The term arguably matters most to retail internet service providers needing to reach internet points of presence. It matters most when ISPs need to buy capacity on such networks to reach an internet PoP.
Still, usage does change, over time.
We used to define “broadband” as any data rate at 1.544 Mbps or faster. Now the definition is more flexible, and deliberately changes over time. The U.S. Federal Communications Commission defines “broadband” as a minimum downstream speed of 25 Mbps, with 3 Mbps upstream.
In a mobile network, “backhaul” used to mean the trunk connection between a cell tower and a mobile switching center. These days, as networks are virtualized, we talk about fronthaul, mid-haul and backhaul. All those deployments occur within a local network, but “fronthaul” applies to the connection between a baseband site and a radio site, for example.
Mid-haul can refer to the connection between a baseband processing site and a controller. Backhaul then refers to the connection with a wide area network access point.
So it is with “middle mile.” Classic fixed telco networks featured wide area networks for long-haul traffic, connecting tandem offices, for example. Connections from central offices to end users or remote hubs were part of the local trunking network.
The local access network then ran from central offices or remote hubs to end user locations.
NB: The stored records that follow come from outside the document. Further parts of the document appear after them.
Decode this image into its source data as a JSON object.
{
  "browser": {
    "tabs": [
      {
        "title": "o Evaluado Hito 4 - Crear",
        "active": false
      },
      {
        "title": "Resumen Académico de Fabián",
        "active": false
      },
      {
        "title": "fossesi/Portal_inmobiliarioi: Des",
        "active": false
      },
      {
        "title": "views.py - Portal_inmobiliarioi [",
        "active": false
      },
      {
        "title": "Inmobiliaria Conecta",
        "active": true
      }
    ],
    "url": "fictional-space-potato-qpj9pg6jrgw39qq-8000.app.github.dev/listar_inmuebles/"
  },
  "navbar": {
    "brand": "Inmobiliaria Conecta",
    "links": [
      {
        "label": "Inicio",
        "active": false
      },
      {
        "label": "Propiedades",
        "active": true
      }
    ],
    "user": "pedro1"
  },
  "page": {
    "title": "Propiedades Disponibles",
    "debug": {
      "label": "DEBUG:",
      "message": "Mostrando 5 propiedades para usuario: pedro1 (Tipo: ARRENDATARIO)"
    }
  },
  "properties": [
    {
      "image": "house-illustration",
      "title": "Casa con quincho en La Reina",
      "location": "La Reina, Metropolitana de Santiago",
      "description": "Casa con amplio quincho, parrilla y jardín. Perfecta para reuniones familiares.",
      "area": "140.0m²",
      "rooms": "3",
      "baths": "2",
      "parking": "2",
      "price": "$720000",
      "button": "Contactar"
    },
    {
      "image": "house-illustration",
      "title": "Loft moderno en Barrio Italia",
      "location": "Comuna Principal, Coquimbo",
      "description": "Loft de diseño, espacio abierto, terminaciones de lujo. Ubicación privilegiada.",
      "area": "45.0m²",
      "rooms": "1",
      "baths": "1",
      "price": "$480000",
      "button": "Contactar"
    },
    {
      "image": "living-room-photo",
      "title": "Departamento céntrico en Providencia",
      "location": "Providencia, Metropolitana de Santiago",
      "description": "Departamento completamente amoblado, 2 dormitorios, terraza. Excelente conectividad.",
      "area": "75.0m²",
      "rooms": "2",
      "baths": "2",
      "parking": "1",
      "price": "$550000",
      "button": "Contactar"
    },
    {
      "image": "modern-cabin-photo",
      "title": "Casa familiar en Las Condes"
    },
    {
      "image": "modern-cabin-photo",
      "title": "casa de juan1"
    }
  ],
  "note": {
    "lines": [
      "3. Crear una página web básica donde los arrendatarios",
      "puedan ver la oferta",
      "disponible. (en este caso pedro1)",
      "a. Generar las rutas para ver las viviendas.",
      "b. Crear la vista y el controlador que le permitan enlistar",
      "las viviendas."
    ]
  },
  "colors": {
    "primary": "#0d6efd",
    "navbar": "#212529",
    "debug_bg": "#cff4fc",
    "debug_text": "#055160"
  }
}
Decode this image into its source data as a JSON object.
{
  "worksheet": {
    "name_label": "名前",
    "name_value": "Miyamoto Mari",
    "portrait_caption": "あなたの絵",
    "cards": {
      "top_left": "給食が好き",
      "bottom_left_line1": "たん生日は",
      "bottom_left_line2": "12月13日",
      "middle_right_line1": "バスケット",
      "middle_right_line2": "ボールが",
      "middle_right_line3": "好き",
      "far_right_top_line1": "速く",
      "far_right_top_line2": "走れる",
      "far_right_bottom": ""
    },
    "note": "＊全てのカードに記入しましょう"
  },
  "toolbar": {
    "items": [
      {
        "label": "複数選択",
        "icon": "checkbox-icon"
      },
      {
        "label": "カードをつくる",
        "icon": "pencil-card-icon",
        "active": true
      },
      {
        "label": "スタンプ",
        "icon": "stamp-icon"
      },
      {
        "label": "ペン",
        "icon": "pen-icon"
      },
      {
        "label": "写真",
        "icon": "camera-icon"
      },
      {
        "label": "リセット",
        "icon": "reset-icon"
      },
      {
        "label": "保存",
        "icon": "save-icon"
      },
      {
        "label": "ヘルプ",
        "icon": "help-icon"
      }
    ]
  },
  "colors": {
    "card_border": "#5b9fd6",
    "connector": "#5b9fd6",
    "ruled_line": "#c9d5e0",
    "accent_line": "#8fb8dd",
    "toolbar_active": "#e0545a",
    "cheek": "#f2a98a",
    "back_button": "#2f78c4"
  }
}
We did not use the term “middle mile.”
In the context of internet traffic, “middle mile” often refers to that portion of the network connecting internet traffic from an ISP’s servers to an internet traffic exchange point or peering location.
Partly a physical concept and partly a business concept, the middle mile is the segment of a network between an internet peering point or collocation center and central offices, headends, or ISP data centers.
Still, it is a somewhat-murky concept. Facebook, for example, sometimes refers to the middle mile as facilities linking its own data centers at distances of hundreds of miles. That is hard to reconcile with a definition focused on connections between internet peering locations and headends or ISP data centers or telco central offices.
Others appear to use the term “middle mile” to refer to private networks of almost any distance that move traffic between a wide area network colo location and an ISP’s headend or data center.
Traditional telco voice networks connecting central offices within a city or region might also be called “middle mile” instead of trunking networks.
It might be easier to look at “middle mile” as a business concept, representing capacity costs or investments that are made to move traffic between an ISP headend and an internet traffic exchange point.